An amazon.com reviewer told us that:-
- This book was ahead of its time in revealing the true nature of the Bolsheviks and those that implemented its horrors as never seen before in history. Much of what Muggeridge revealed was verified in the many publications of late from those authors in Yale University Press'Annals of Communism Series'. Ironic how so little exposure these revelations have had in our media.
A review tells us that:-
- BEFORE THERE was Solzhenitsyn, or Pasternak, or Djilas, or Orwell, or Koestler, there was Muggeridge. He covered, or uncovered, the Soviet Union for the Manchester Guardian in 1932-33, laying bare its stupendous horrors even as Walter Duranty and Claud Cockburn were ditufully retailing their obsequious lies about Stalin for American and English readers. He told the West about the Ukrainian famine, a feature of Stalin's farm-collectivization program whose magnitude--on the order of 14 million deaths--is only now penetrating the consciousness.

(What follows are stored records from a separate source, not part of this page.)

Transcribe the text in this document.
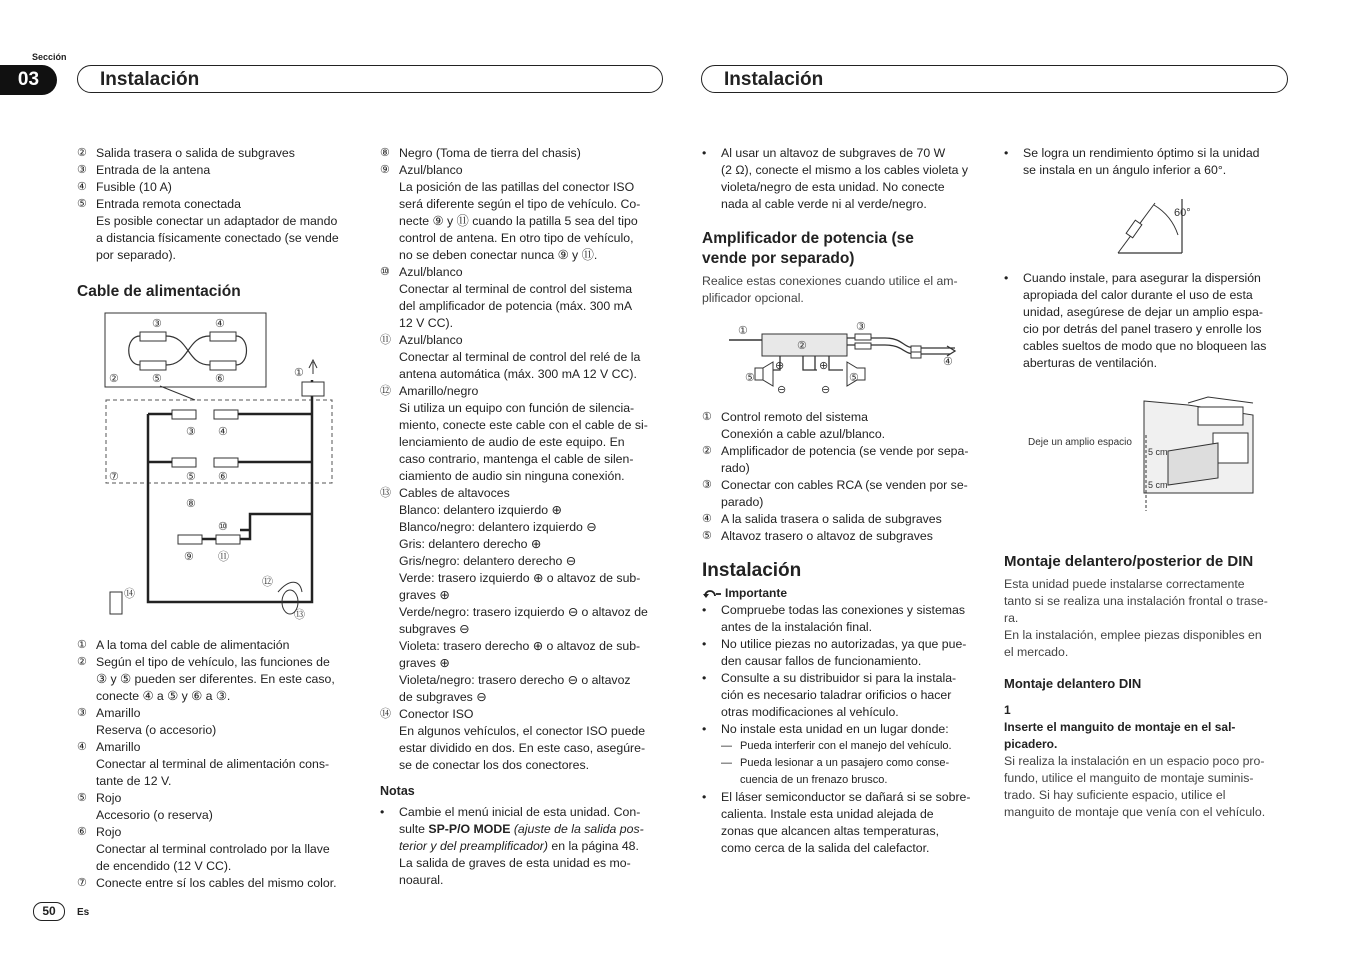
Sección
03	Instalación	Instalación
② Salida trasera o salida de subgraves
③ Entrada de la antena
④ Fusible (10 A)
⑤ Entrada remota conectada
Es posible conectar un adaptador de mando
a distancia físicamente conectado (se vende
por separado).
Cable de alimentación
③	④
②	⑤	⑥	①
③ ④
⑦	⑤ ⑥
⑧
⑩
⑨ ⑪
⑫
⑭
⑬
① A la toma del cable de alimentación
② Según el tipo de vehículo, las funciones de
③ y ⑤ pueden ser diferentes. En este caso,
conecte ④ a ⑤ y ⑥ a ③.
③ Amarillo
Reserva (o accesorio)
④ Amarillo
Conectar al terminal de alimentación cons-
tante de 12 V.
⑤ Rojo
Accesorio (o reserva)
⑥ Rojo
Conectar al terminal controlado por la llave
de encendido (12 V CC).
⑦ Conecte entre sí los cables del mismo color.
⑧ Negro (Toma de tierra del chasis)
⑨ Azul/blanco
La posición de las patillas del conector ISO
será diferente según el tipo de vehículo. Co-
necte ⑨ y ⑪ cuando la patilla 5 sea del tipo
control de antena. En otro tipo de vehículo,
no se deben conectar nunca ⑨ y ⑪.
⑩ Azul/blanco
Conectar al terminal de control del sistema
del amplificador de potencia (máx. 300 mA
12 V CC).
⑪ Azul/blanco
Conectar al terminal de control del relé de la
antena automática (máx. 300 mA 12 V CC).
⑫ Amarillo/negro
Si utiliza un equipo con función de silencia-
miento, conecte este cable con el cable de si-
lenciamiento de audio de este equipo. En
caso contrario, mantenga el cable de silen-
ciamiento de audio sin ninguna conexión.
⑬ Cables de altavoces
Blanco: delantero izquierdo ⊕
Blanco/negro: delantero izquierdo ⊖
Gris: delantero derecho ⊕
Gris/negro: delantero derecho ⊖
Verde: trasero izquierdo ⊕ o altavoz de sub-
graves ⊕
Verde/negro: trasero izquierdo ⊖ o altavoz de
subgraves ⊖
Violeta: trasero derecho ⊕ o altavoz de sub-
graves ⊕
Violeta/negro: trasero derecho ⊖ o altavoz
de subgraves ⊖
⑭ Conector ISO
En algunos vehículos, el conector ISO puede
estar dividido en dos. En este caso, asegúre-
se de conectar los dos conectores.
Notas
•	Cambie el menú inicial de esta unidad. Con-
sulte SP-P/O MODE (ajuste de la salida pos-
terior y del preamplificador) en la página 48.
La salida de graves de esta unidad es mo-
noaural.
•	Al usar un altavoz de subgraves de 70 W
(2 Ω), conecte el mismo a los cables violeta y
violeta/negro de esta unidad. No conecte
nada al cable verde ni al verde/negro.
Amplificador de potencia (se
vende por separado)
Realice estas conexiones cuando utilice el am-
plificador opcional.
①
②
③
④
⑤	⑤
⊖	⊖
⊕	⊕
① Control remoto del sistema
Conexión a cable azul/blanco.
② Amplificador de potencia (se vende por sepa-
rado)
③ Conectar con cables RCA (se venden por se-
parado)
④ A la salida trasera o salida de subgraves
⑤ Altavoz trasero o altavoz de subgraves
Instalación
Importante
•	Compruebe todas las conexiones y sistemas
antes de la instalación final.
•	No utilice piezas no autorizadas, ya que pue-
den causar fallos de funcionamiento.
•	Consulte a su distribuidor si para la instala-
ción es necesario taladrar orificios o hacer
otras modificaciones al vehículo.
•	No instale esta unidad en un lugar donde:
— Pueda interferir con el manejo del vehículo.
— Pueda lesionar a un pasajero como conse-
cuencia de un frenazo brusco.
•	El láser semiconductor se dañará si se sobre-
calienta. Instale esta unidad alejada de
zonas que alcancen altas temperaturas,
como cerca de la salida del calefactor.
•	Se logra un rendimiento óptimo si la unidad
se instala en un ángulo inferior a 60°.
60°
•	Cuando instale, para asegurar la dispersión
apropiada del calor durante el uso de esta
unidad, asegúrese de dejar un amplio espa-
cio por detrás del panel trasero y enrolle los
cables sueltos de modo que no bloqueen las
aberturas de ventilación.
Deje un amplio espacio
5 cm
5 cm
Montaje delantero/posterior de DIN
Esta unidad puede instalarse correctamente
tanto si se realiza una instalación frontal o trase-
ra.
En la instalación, emplee piezas disponibles en
el mercado.
Montaje delantero DIN
1
Inserte el manguito de montaje en el sal-
picadero.
Si realiza la instalación en un espacio poco pro-
fundo, utilice el manguito de montaje suminis-
trado. Si hay suficiente espacio, utilice el
manguito de montaje que venía con el vehículo.
50	Es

- The truth about Stalin was only part of the story Muggeridge had to tell, the other part being the lies of the tyrant's Western sycophants....... Muggeridge uses the medium of a satirical novel to tell the world about the role of his contemptible journalistic colleagues, without whom the Gulag would not have been possible.
- Solzhenitsyn gives us the scope and scale of Stalinism. Muggeridge's beat is the detail, the vignette, the miniature scene that mustn't be allowed to fall beneath our notice, such things providing revelations of how the whole evil was realized at the level of ordinary life.